The detention centre was unsanitary, staff said the trash cans were not immediately empty, the bathroom was not cleaned, and the floors were not clogged so that they weren’t wiped.
Officials said the facility was confusing and there was a shortage of basic supplies as a new wave of detainees flooded the facility over the past two weeks.
“It wasn’t enough to offer it right away,” they said.
Mark Ferretis, who worked as a chef director at Adelanto for 14 years at Adelanto, said his former colleagues said the executives have worked multiple 16-20-hour shifts for several consecutive days without breaks.
“It took them five years to prepare,” Feletis, who served as the union steward, said of his former supervisor. “I don’t know why they weren’t ready.”
The shortages appeared to facilitate some recent days, but by Tuesday when council members toured, the detention centre was still understaffed, the current staff said.
Detainees were served food in boxes with paper shells rather than regular trays, due to the lack of employees to be washed away at the end of the meal, staff said.
“The garbage pickup wasn’t coming quickly enough,” the staff said.
In a statement last week, George C. Zoley, executive chairman of Geo Group, said that opening the Adelanto facility in full could allow his company to generate an additional $31 million annual revenue.
“We are proud of the approximately 350 employees at the Adelanto Center.
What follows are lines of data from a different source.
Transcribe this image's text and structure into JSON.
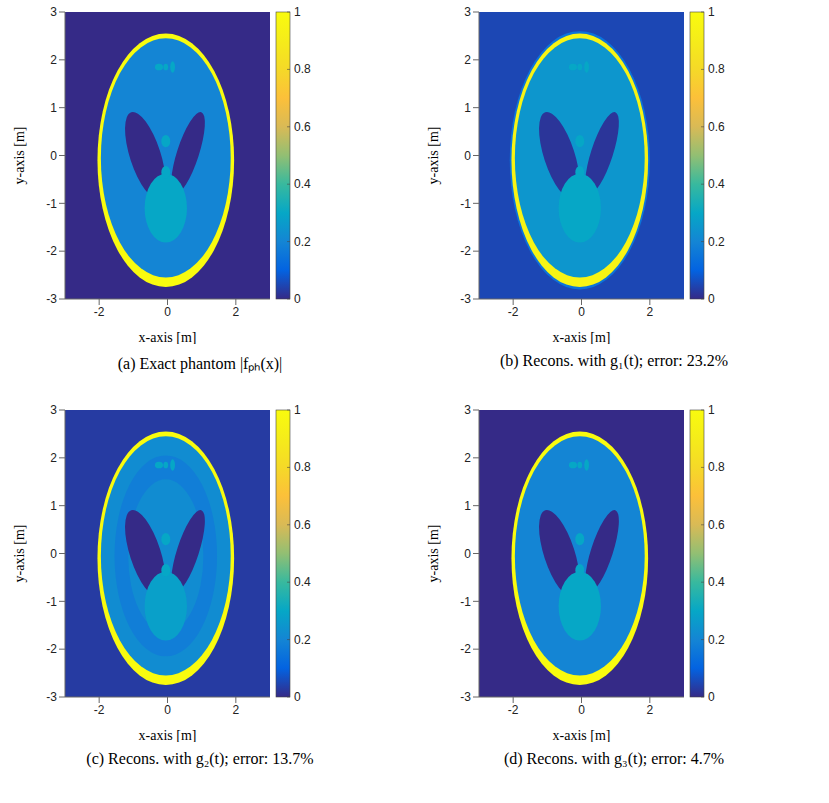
{
  "chart_data": [
    {
      "type": "heatmap",
      "title": "(a) Exact phantom |fₚₕ(x)|",
      "x_label": "x-axis [m]",
      "y_label": "y-axis [m]",
      "xlim": [
        -3,
        3
      ],
      "xticks": [
        -2,
        0,
        2
      ],
      "ylim": [
        -3,
        3
      ],
      "yticks": [
        -3,
        -2,
        -1,
        0,
        1,
        2,
        3
      ],
      "background": 0,
      "regions": [
        {
          "x": -0.05,
          "y": -0.1,
          "rx": 2.0,
          "ry": 2.65,
          "angle": 0,
          "value": 1
        },
        {
          "x": -0.05,
          "y": -0.05,
          "rx": 1.9,
          "ry": 2.5,
          "angle": 0,
          "value": 0.2
        },
        {
          "x": -0.65,
          "y": 0,
          "rx": 0.45,
          "ry": 0.95,
          "angle": 18,
          "value": 0
        },
        {
          "x": 0.6,
          "y": 0.05,
          "rx": 0.32,
          "ry": 0.9,
          "angle": -18,
          "value": 0
        },
        {
          "x": -0.05,
          "y": -1.1,
          "rx": 0.62,
          "ry": 0.72,
          "angle": 0,
          "value": 0.3
        },
        {
          "x": -0.05,
          "y": 0.3,
          "rx": 0.13,
          "ry": 0.13,
          "angle": 0,
          "value": 0.3
        },
        {
          "x": -0.05,
          "y": -0.35,
          "rx": 0.13,
          "ry": 0.13,
          "angle": 0,
          "value": 0.3
        },
        {
          "x": -0.25,
          "y": 1.85,
          "rx": 0.12,
          "ry": 0.07,
          "angle": 0,
          "value": 0.3
        },
        {
          "x": -0.05,
          "y": 1.85,
          "rx": 0.07,
          "ry": 0.07,
          "angle": 0,
          "value": 0.3
        },
        {
          "x": 0.15,
          "y": 1.85,
          "rx": 0.07,
          "ry": 0.12,
          "angle": 0,
          "value": 0.3
        }
      ],
      "colorbar": {
        "range": [
          0,
          1
        ],
        "ticks": [
          0,
          0.2,
          0.4,
          0.6,
          0.8,
          1
        ]
      }
    },
    {
      "type": "heatmap",
      "title": "(b) Recons. with g₁(t); error: 23.2%",
      "x_label": "x-axis [m]",
      "y_label": "y-axis [m]",
      "xlim": [
        -3,
        3
      ],
      "xticks": [
        -2,
        0,
        2
      ],
      "ylim": [
        -3,
        3
      ],
      "yticks": [
        -3,
        -2,
        -1,
        0,
        1,
        2,
        3
      ],
      "background": 0.05,
      "regions": [
        {
          "x": -0.05,
          "y": -0.1,
          "rx": 2.05,
          "ry": 2.7,
          "angle": 0,
          "value": 0.15
        },
        {
          "x": -0.05,
          "y": -0.1,
          "rx": 2.0,
          "ry": 2.65,
          "angle": 0,
          "value": 0.95
        },
        {
          "x": -0.05,
          "y": -0.05,
          "rx": 1.9,
          "ry": 2.5,
          "angle": 0,
          "value": 0.25
        },
        {
          "x": -0.65,
          "y": 0,
          "rx": 0.45,
          "ry": 0.95,
          "angle": 18,
          "value": 0.02
        },
        {
          "x": 0.6,
          "y": 0.05,
          "rx": 0.32,
          "ry": 0.9,
          "angle": -18,
          "value": 0.02
        },
        {
          "x": -0.05,
          "y": -1.1,
          "rx": 0.62,
          "ry": 0.72,
          "angle": 0,
          "value": 0.3
        },
        {
          "x": -0.05,
          "y": 0.3,
          "rx": 0.13,
          "ry": 0.13,
          "angle": 0,
          "value": 0.3
        },
        {
          "x": -0.05,
          "y": -0.35,
          "rx": 0.13,
          "ry": 0.13,
          "angle": 0,
          "value": 0.3
        },
        {
          "x": -0.25,
          "y": 1.85,
          "rx": 0.12,
          "ry": 0.07,
          "angle": 0,
          "value": 0.3
        },
        {
          "x": -0.05,
          "y": 1.85,
          "rx": 0.07,
          "ry": 0.07,
          "angle": 0,
          "value": 0.3
        },
        {
          "x": 0.15,
          "y": 1.85,
          "rx": 0.07,
          "ry": 0.12,
          "angle": 0,
          "value": 0.3
        }
      ],
      "colorbar": {
        "range": [
          0,
          1
        ],
        "ticks": [
          0,
          0.2,
          0.4,
          0.6,
          0.8,
          1
        ]
      }
    },
    {
      "type": "heatmap",
      "title": "(c) Recons. with g₂(t); error: 13.7%",
      "x_label": "x-axis [m]",
      "y_label": "y-axis [m]",
      "xlim": [
        -3,
        3
      ],
      "xticks": [
        -2,
        0,
        2
      ],
      "ylim": [
        -3,
        3
      ],
      "yticks": [
        -3,
        -2,
        -1,
        0,
        1,
        2,
        3
      ],
      "background": 0.03,
      "regions": [
        {
          "x": -0.05,
          "y": -0.1,
          "rx": 2.0,
          "ry": 2.65,
          "angle": 0,
          "value": 1
        },
        {
          "x": -0.05,
          "y": -0.05,
          "rx": 1.9,
          "ry": 2.5,
          "angle": 0,
          "value": 0.22
        },
        {
          "x": -0.05,
          "y": -0.05,
          "rx": 1.5,
          "ry": 2.1,
          "angle": 0,
          "value": 0.18
        },
        {
          "x": -0.05,
          "y": -0.05,
          "rx": 1.1,
          "ry": 1.6,
          "angle": 0,
          "value": 0.22
        },
        {
          "x": -0.65,
          "y": 0,
          "rx": 0.45,
          "ry": 0.95,
          "angle": 18,
          "value": 0
        },
        {
          "x": 0.6,
          "y": 0.05,
          "rx": 0.32,
          "ry": 0.9,
          "angle": -18,
          "value": 0
        },
        {
          "x": -0.05,
          "y": -1.1,
          "rx": 0.62,
          "ry": 0.72,
          "angle": 0,
          "value": 0.28
        },
        {
          "x": -0.05,
          "y": 0.3,
          "rx": 0.13,
          "ry": 0.13,
          "angle": 0,
          "value": 0.3
        },
        {
          "x": -0.05,
          "y": -0.35,
          "rx": 0.13,
          "ry": 0.13,
          "angle": 0,
          "value": 0.3
        },
        {
          "x": -0.25,
          "y": 1.85,
          "rx": 0.12,
          "ry": 0.07,
          "angle": 0,
          "value": 0.3
        },
        {
          "x": -0.05,
          "y": 1.85,
          "rx": 0.07,
          "ry": 0.07,
          "angle": 0,
          "value": 0.3
        },
        {
          "x": 0.15,
          "y": 1.85,
          "rx": 0.07,
          "ry": 0.12,
          "angle": 0,
          "value": 0.3
        }
      ],
      "colorbar": {
        "range": [
          0,
          1
        ],
        "ticks": [
          0,
          0.2,
          0.4,
          0.6,
          0.8,
          1
        ]
      }
    },
    {
      "type": "heatmap",
      "title": "(d) Recons. with g₃(t); error: 4.7%",
      "x_label": "x-axis [m]",
      "y_label": "y-axis [m]",
      "xlim": [
        -3,
        3
      ],
      "xticks": [
        -2,
        0,
        2
      ],
      "ylim": [
        -3,
        3
      ],
      "yticks": [
        -3,
        -2,
        -1,
        0,
        1,
        2,
        3
      ],
      "background": 0,
      "regions": [
        {
          "x": -0.05,
          "y": -0.1,
          "rx": 2.0,
          "ry": 2.65,
          "angle": 0,
          "value": 1
        },
        {
          "x": -0.05,
          "y": -0.05,
          "rx": 1.9,
          "ry": 2.5,
          "angle": 0,
          "value": 0.2
        },
        {
          "x": -0.65,
          "y": 0,
          "rx": 0.45,
          "ry": 0.95,
          "angle": 18,
          "value": 0
        },
        {
          "x": 0.6,
          "y": 0.05,
          "rx": 0.32,
          "ry": 0.9,
          "angle": -18,
          "value": 0
        },
        {
          "x": -0.05,
          "y": -1.1,
          "rx": 0.62,
          "ry": 0.72,
          "angle": 0,
          "value": 0.3
        },
        {
          "x": -0.05,
          "y": 0.3,
          "rx": 0.13,
          "ry": 0.13,
          "angle": 0,
          "value": 0.3
        },
        {
          "x": -0.05,
          "y": -0.35,
          "rx": 0.13,
          "ry": 0.13,
          "angle": 0,
          "value": 0.3
        },
        {
          "x": -0.25,
          "y": 1.85,
          "rx": 0.12,
          "ry": 0.07,
          "angle": 0,
          "value": 0.3
        },
        {
          "x": -0.05,
          "y": 1.85,
          "rx": 0.07,
          "ry": 0.07,
          "angle": 0,
          "value": 0.3
        },
        {
          "x": 0.15,
          "y": 1.85,
          "rx": 0.07,
          "ry": 0.12,
          "angle": 0,
          "value": 0.3
        }
      ],
      "colorbar": {
        "range": [
          0,
          1
        ],
        "ticks": [
          0,
          0.2,
          0.4,
          0.6,
          0.8,
          1
        ]
      }
    }
  ]
}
Our dedication and professionalism have enabled GEO to establish a long-standing record of providing high-quality support services on behalf of ICE in California,” Zoley says.
However, after touring the facility, council members said officials were not providing answers to basic questions.
When Chu asked officials about whether California immigrants were being taken to other states, they said, “We don’t know.”